1945年5月、九州方面を爆撃に飛来したB-29が撃墜され、搭乗員のウイリアム・フレドリック少佐ら12名が捕らえられたが、西部軍司令部は、裁判なしで12名の搭乗員の内、8名を死刑処分とすることにした。
8名は九州帝國大学へ引き渡され、生体解剖に供された。
8名の捕虜は収容先が病院であったため、健康診断を受けられると思い「サンキュー」と医師に感謝したという。 生体解剖の指揮及び執刀は岩山主任外科部長で1945年5月17日から6月2日にかけて行われた。また軍人5名がその肝臓を試食したとされる。

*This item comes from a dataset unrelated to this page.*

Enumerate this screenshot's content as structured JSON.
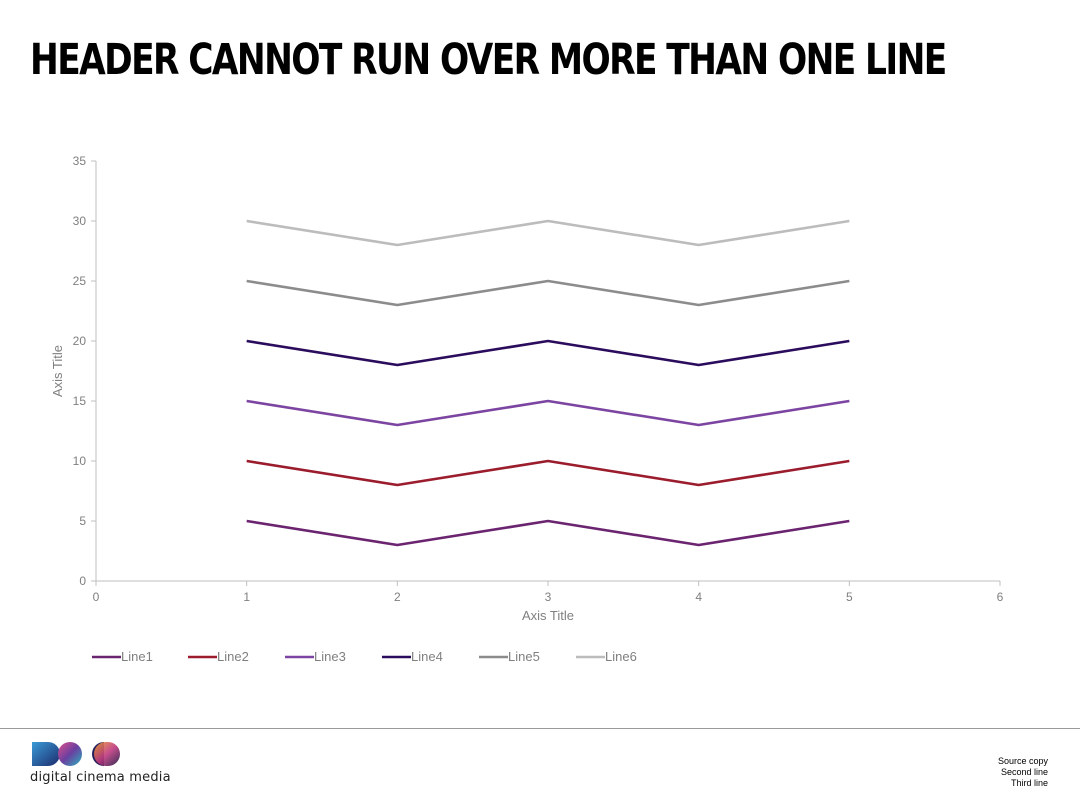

岸本達郎軍医少尉の供述書によると 「1945年5月中旬頃、ある軍医が蓋のされた容器を持って来て『人間の肝が入っている。九州大学で教授らが捕虜を生体解剖した』と言った。 岸本は、軍医らが非合法の実験をやっていると感じたが止めることはできず、 軍医が肝臓から胆嚢を切り離すのを見た。 6月2日、軍医が岸本に『捕虜の肝臓を料理したから他の者にも食べさせよう』と言い、肝の料理が出た時、ほかの軍医ら数人が来てその肝を食べた。 肝を持ってきた軍医が『人間の肝』だと言うと、やってきた軍医はびっくりしたが食べ続けた。その軍医も捕虜の生体解剖の事を知っていたと思えた。 肝を食べた軍医はそれを持ってきた軍医に『“また”やったのか』と言った。 私はが肝を食べるのを見た。内科医長、歯科医も食べた。前院長も食べた。看護婦長は食べなかった。」と述べている。 戦後、戦争犯罪として裁かれた。ただし、一部被告人や東野利夫は後に自白の強要によって捏造された事件であると主張している。ちなみに裁判では複数の被告人に死刑判決が下されたが、獄中自殺した1名を除き減刑された。
遠藤周作執筆の小説『海と毒薬』は、この事件をモデルにしている。